The Counterintuitive Argument for Choosing the Slowest, Smartest Model
In a surprising move for an industry obsessed with latency, Cherny revealed that he is exclusively using Anthropic’s heaviest, slowest model: Opus 4.5.
“I use Opus 4.5 with Thinking for everything,” Cherny explained. “It’s the best coding model I’ve ever used, and although it’s larger and slower than Sonnet, it almost always ends up being faster than using a smaller model because you have to control it less and it’s better at using tools.”
This is a crucial insight for technology leaders in companies. The bottleneck in modern AI development is not the speed of token generation; It is human time spent correcting the AI’s mistakes. Cherny’s workflow suggests that paying the “calculation tax” for a smarter model up front eliminates the “correction tax” later.
A Shared File Turns Every AI Mistake into a Lasting Lesson
Cherny also explained how his team is solving the problem of AI amnesia. Standard models for large languages do not “remember” a company’s specific coding style or architectural choices from one session to the next.
To address this issue, Cherny’s team maintains a single file called CLAUDE.md in their Git repository. “Every time we see Claude doing something wrong, we add it to CLAUDE.md so Claude knows not to do it next time,” he wrote.
This practice transforms the codebase into a self-correcting organism.
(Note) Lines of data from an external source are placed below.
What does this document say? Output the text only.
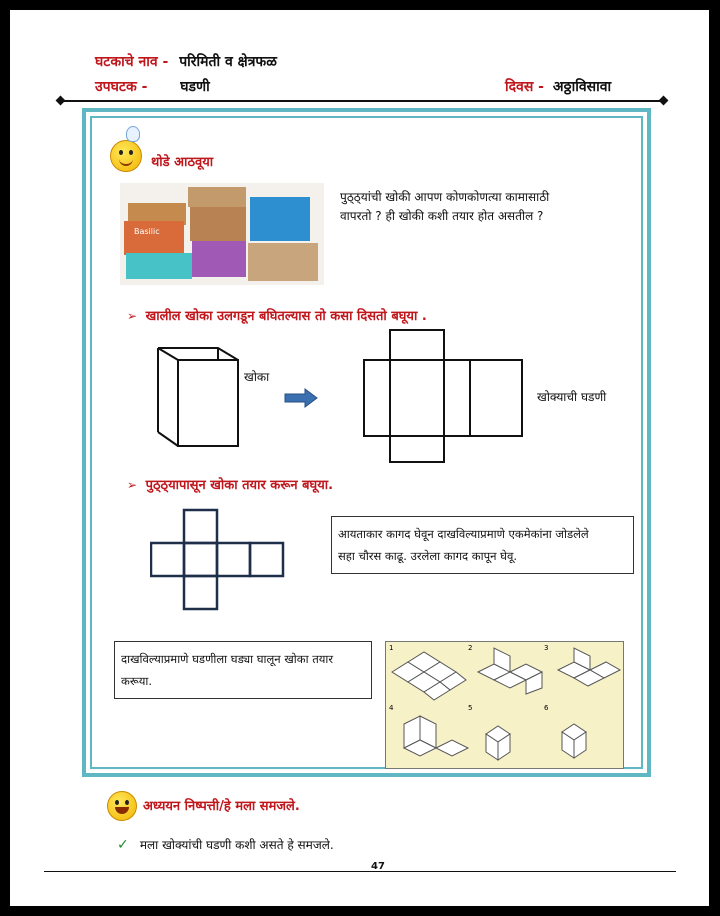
घटकाचे नाव - परिमिती व क्षेत्रफळ
उपघटक - घडणी	दिवस - अठ्ठाविसावा
थोडे आठवूया
Basilic
पुठ्ठ्यांची खोकी आपण कोणकोणत्या कामासाठी
वापरतो ? ही खोकी कशी तयार होत असतील ?
➢ खालील खोका उलगडून बघितल्यास तो कसा दिसतो बघूया .
खोका
खोक्याची घडणी
➢ पुठ्ठ्यापासून खोका तयार करून बघूया.
आयताकार कागद घेवून दाखविल्याप्रमाणे एकमेकांना जोडलेले
सहा चौरस काढू. उरलेला कागद कापून घेवू.
दाखविल्याप्रमाणे घडणीला घड्या घालून खोका तयार
करूया.
1	2	3
4	5	6
अध्ययन निष्पत्ती/हे मला समजले.
✓ मला खोक्यांची घडणी कशी असते हे समजले.
47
When a human developer reviews a pull request and discovers a bug, they don’t just fix the code; They tag the AI to update their own instructions. “Every mistake becomes a rule,” noted Aakash Gupta, a product lead who analyzed the thread. The longer the team works together, the smarter the agent becomes.
Slash Commands and Subagents Automate the Most Tedious Parts of Development
The “vanilla” workflow, praised by one observer, is based on the consistent automation of repetitive tasks. Cherny uses slash commands – custom shortcuts checked into the project’s repository – to handle complex operations with a single keystroke.
He highlighted a command called /commit-push-pr that he calls dozens of times a day. Instead of manually entering Git commands, writing a commit message, and opening a pull request, the agent handles the bureaucracy of version control autonomously.
Cherny also uses subagents – specialized AI personas – to handle specific phases of the development lifecycle. It uses a code simplifyer to clean up the architecture after the main work is done and an app verification agent to perform end-to-end testing before shipping anything.
Why Verification Loops are the Real Key to AI-Generated Code
If there’s a single reason why Claude Code has reportedly reached $1 billion in annual recurring revenue so quickly, it’s probably the verification loop. AI is not just a text generator; It’s a tester.
“Claude tests every single change I receive to claude.ai/code using the Claude Chrome extension,” Cherny wrote. “It opens a browser, tests the UI, and iterates until the code works and the UI feels good.”
He argues that giving AI the ability to inspect its own work – whether through browser automation, executing Bash commands or executing test suites – improves the quality of the end result by “two to three times.” The agent doesn’t just write code; it proves that the code works.
What Cherny’s Workflow Signals About the Future of Software Engineering
The response to Cherny’s thread points to a crucial shift in the way developers think about their craft. For years, “AI coding” meant an autocomplete feature in a text editor – a faster way to type. Cherny has shown that it can now act as an operating system for work itself.
“Read this if you’re already an engineer… and want more power,” summarized Jeff Tang on X.
The tools to multiply human performance by a factor of five already exist. They just require a willingness to stop thinking of AI as an assistant and start thinking of it as a workforce. The programmers who take this mental leap first will not only be more productive. You’ll be playing a completely different game – and everyone else will continue to type.